Tengo miedo. Es la única sensación que me queda dentro últimamente, además de una tristeza tan profunda que no puedo soportarla. No quiero sin ti, no quiero. No quiero vivir, no me atrevo, no va a gustarme. No voy a ser capaz de avanzar, voy a estancarme, voy a morirme despacio sin dejar de respirar. Caeré en picado, hasta lo más profundo del sinsentido de la existencia.
Nada tiene sentido, solamente tú me has hecho bien, solamente tú me has funcionado bien, ha sido la única parte de mi vida que realmente funcionaba, que funcionó alguna vez.

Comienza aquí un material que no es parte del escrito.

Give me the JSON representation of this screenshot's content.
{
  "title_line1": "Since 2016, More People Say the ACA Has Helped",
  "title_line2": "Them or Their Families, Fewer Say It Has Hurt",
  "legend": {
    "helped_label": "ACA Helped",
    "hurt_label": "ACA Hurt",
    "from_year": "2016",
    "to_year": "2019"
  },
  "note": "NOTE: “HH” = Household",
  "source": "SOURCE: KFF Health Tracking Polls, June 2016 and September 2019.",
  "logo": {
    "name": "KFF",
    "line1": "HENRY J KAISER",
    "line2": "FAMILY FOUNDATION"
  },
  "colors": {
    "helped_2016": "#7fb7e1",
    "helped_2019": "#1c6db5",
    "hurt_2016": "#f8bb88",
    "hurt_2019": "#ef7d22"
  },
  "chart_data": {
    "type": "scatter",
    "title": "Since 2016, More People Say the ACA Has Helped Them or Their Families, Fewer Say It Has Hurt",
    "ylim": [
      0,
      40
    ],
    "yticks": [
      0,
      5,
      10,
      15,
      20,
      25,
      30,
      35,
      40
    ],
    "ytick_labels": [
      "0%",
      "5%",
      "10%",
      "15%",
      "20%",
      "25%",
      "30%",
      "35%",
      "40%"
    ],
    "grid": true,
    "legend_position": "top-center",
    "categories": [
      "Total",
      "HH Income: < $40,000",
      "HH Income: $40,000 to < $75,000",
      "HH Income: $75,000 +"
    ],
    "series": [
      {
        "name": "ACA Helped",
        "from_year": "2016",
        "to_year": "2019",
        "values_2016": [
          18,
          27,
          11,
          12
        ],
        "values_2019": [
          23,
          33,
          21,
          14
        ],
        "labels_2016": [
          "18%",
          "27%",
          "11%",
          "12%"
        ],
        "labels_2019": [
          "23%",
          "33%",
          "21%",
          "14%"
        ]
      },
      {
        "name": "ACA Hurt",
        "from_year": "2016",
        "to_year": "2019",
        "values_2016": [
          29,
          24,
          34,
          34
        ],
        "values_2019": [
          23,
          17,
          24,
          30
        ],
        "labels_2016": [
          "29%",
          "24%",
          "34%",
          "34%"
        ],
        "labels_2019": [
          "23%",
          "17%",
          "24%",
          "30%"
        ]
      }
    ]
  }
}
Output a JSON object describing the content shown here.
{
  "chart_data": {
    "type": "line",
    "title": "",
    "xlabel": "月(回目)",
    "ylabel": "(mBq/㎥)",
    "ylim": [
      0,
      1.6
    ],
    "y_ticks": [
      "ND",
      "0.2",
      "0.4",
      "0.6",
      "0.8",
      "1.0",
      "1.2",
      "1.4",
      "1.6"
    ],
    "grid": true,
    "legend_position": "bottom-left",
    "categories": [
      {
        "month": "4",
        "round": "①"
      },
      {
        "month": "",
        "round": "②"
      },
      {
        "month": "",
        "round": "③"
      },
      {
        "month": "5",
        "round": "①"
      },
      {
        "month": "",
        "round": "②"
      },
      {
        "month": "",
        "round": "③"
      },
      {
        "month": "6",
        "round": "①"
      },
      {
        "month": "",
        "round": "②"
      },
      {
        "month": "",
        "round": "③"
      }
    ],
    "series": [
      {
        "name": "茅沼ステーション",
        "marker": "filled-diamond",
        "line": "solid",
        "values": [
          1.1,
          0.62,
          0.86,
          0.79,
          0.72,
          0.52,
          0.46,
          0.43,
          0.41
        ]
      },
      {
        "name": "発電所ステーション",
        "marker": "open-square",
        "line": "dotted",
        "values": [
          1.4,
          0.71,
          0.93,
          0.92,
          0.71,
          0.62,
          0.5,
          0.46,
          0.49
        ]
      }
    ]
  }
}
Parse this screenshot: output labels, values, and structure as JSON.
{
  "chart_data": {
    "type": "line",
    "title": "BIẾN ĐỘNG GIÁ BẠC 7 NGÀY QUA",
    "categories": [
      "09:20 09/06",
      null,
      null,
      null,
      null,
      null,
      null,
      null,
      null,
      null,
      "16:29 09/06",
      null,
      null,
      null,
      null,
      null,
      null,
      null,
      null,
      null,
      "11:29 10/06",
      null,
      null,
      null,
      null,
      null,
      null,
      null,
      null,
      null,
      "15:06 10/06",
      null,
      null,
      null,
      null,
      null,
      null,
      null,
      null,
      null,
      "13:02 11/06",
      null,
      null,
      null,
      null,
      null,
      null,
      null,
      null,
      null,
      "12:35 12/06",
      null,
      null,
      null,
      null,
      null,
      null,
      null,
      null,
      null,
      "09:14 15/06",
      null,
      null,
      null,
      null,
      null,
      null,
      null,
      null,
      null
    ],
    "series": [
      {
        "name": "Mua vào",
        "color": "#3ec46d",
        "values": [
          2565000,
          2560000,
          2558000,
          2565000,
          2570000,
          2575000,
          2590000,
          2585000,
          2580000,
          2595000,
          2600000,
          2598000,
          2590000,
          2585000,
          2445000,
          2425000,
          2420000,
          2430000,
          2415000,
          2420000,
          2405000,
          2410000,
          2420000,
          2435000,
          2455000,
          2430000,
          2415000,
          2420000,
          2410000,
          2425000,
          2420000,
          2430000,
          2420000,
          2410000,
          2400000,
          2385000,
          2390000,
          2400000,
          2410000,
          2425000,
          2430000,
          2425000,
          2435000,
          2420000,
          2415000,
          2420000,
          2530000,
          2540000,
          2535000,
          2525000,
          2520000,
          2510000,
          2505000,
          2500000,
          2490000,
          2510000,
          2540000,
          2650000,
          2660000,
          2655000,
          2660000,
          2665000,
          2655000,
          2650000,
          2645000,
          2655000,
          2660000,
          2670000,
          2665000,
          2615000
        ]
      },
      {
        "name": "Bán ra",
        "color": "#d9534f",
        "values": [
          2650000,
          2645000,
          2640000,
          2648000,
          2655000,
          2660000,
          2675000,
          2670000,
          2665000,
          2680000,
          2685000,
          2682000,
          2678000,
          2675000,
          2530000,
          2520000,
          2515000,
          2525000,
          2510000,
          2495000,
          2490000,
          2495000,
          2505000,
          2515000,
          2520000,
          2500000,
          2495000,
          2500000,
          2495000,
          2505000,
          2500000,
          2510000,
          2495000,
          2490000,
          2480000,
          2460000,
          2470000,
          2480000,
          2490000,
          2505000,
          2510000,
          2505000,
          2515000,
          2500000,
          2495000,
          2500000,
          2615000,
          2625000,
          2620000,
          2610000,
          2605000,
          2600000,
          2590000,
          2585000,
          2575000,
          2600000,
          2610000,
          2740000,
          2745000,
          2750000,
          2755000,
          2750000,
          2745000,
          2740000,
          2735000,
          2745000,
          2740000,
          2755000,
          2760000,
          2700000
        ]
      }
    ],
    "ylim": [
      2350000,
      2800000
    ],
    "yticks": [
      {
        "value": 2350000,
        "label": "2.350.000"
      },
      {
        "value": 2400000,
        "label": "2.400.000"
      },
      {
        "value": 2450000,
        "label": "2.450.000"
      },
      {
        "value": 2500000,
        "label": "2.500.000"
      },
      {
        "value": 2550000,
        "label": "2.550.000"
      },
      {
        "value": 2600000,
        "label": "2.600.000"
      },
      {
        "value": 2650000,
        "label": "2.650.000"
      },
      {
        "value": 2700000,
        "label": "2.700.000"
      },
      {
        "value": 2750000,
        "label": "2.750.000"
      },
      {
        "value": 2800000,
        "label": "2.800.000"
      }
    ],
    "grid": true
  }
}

No me siento con fuerza para vivir sin quererte, me he acostumbrado tanto a ti que no sabré reaccionar sola, como si me olvidase de andar y no estuvieras para sujetarme. Y no vas a estar. Y estarás para otra persona, y serás feliz, y yo seré siempre desgraciada por haber dejado pasar a la única persona que llegó a quererme, que consiguió hacerme feliz, feliz de verdad.
¿Es posible dejar de amar? ¿Es posible boicotearse a una misma hasta tal punto? ¿Auto destruirse sin querer hacerlo? No quiero esta vida, no la elegiría nunca, y sin embargo a ti te escogería otras mil veces. Es imposible que también me quiten esto, que arranquen de mi ser lo único que me ha hecho ser feliz, que no pueda tomar una decisión que solamente afecta a lo que a mi vida concierne. Quién pide permiso para querer, quién lo pide para dejar de hacerlo. Joder, que vuelva, necesito que vuelva.